Salamanca
=]
[Ristow] [Naquela Noite]
Bom, vou colocar aqui o comecinho de um conto que estou fazendo... Tá longe de ser um livro, nem sonha de ser tão grande quanto, mas ainda falta um bocado.
Já me disseram que o começo tá massante e desinteressante, mas acho que o estilo é assim mesmo. Além do mais, é só o começo. A linguagem muda um pouco depois (aqui, no caso, lá pro final do post).
De qualquer jeito, quero ouvir outras opiniões. O título é provisório.
Ps.: A história não se passa na Terra, nem é um conto alienígena. É um mundo fictício, então não estranhem se acharem coisas que não deveriam existir em certos anos...
******************************
Naquela Noite
Não era de costume que a pequena cidade - na verdade uma vila situada no alto de uma colina - escurecesse cedo, mesmo no inverno. Porém, naquela noite, um vento vindo do oeste trouxera para sobre o lugar nuvens carregadas. Cobriram todo o Sol em questão de minutos, para a surpresa dos moradores.
A cidade não tinha nome. Os que ali moravam desconheciam a razão, mas dizia a lenda que não há muitas gerações atrás, um grupo de refugiados havia escapado de um ataque de uma gangue nativa, alegando que a área da qual o grupo fazia parte pertencia a eles. Apesar disso, os estrangeiros recusaram-se a levar uma vida nômade novamente; pois já haviam percorrido um longo percurso, e nele perdido muitas vidas, até chegar àquele local que aparentava perfeito para instalarem suas humildes casas. De modo que os nativos reuniram um exército e atacaram a aldeia - um exagero, talvez, levando em conta que aquelas pobres pessoas nada haviam para se defender, além de não serem tão numerosas.

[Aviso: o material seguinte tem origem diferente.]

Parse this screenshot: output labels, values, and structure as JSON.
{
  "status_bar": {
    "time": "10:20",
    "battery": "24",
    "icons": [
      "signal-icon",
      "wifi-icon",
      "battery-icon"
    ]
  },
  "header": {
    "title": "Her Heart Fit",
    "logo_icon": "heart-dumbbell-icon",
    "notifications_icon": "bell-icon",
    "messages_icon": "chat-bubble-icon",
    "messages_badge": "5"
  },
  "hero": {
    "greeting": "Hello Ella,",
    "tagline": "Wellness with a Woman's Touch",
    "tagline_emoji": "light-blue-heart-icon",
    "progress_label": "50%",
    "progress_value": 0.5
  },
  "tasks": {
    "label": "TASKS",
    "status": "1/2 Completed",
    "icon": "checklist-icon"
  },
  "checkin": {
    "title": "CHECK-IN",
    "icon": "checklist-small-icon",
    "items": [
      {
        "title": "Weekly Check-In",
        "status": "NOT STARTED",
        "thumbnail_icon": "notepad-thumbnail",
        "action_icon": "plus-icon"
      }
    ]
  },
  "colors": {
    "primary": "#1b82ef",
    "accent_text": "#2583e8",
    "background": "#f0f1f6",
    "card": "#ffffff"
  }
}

Mas os atacantes não tiveram piedades, e mais da metade dos estrangeiros foram mortos, sobrando apenas um grupo muito pequeno. Não tendo outra saída, esse pequeno povo mais uma vez percorreu pradarias e matagais, florestas e pântanos, rios e vales, até encontrarem a colina.
Pensaram muito antes de optarem por morar ali, mas chegaram à conclusão que o lugar era demasiado isolado, e que ninguém se preocuparia em tirá-los de lá.

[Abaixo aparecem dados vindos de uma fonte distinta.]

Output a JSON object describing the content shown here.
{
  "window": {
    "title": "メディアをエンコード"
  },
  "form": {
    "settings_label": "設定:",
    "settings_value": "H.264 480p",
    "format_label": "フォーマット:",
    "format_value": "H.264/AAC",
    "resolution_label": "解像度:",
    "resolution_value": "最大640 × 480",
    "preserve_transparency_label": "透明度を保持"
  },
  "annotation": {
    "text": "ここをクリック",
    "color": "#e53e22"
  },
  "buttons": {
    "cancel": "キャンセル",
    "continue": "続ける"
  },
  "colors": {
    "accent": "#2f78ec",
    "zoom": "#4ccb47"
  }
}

E foi então nessa colina que o grupo de refugiados permaneceu, cresceu e evoluiu. Não deram nome ao lugar porque acharam que sendo uma cidade desconhecida, não chegaria aos nativos (caso alguns deles se importassem) a notícia de que estrangeiros estavam morando em seu território.
Lenda ou não, a população da cidade sem nome, por serem muito supersticiosos, optaram por continuar assim.
Mas foi naquela noite que chegara mais cedo, que uma horrível chacina iria quebrar a rotina tranqüila e pacífica da vila.
30 de janeiro de 1865, 18:30h
Sentados à mesa de madeira estavam a mãe e a filha. Iriam jantar naquela hora, pois já era tarde (pelo menos dava a impressão) e sentiam muita fome. A mãe chegara a um acordo que não iria esperar o marido porque estava demorando muito - o que não era motivo pra preocupação, porque atrasos como este aconteciam freqüentemente.
A comida não estava muito diferente do dia-a-dia, apesar de que um prato de legumes não era algo que se via sempre. Provavelmente sobrará o suficiente para ele comer e se satisfazer, pensou ela; e então encheu o prato de comida e deliciou-se com o banquete.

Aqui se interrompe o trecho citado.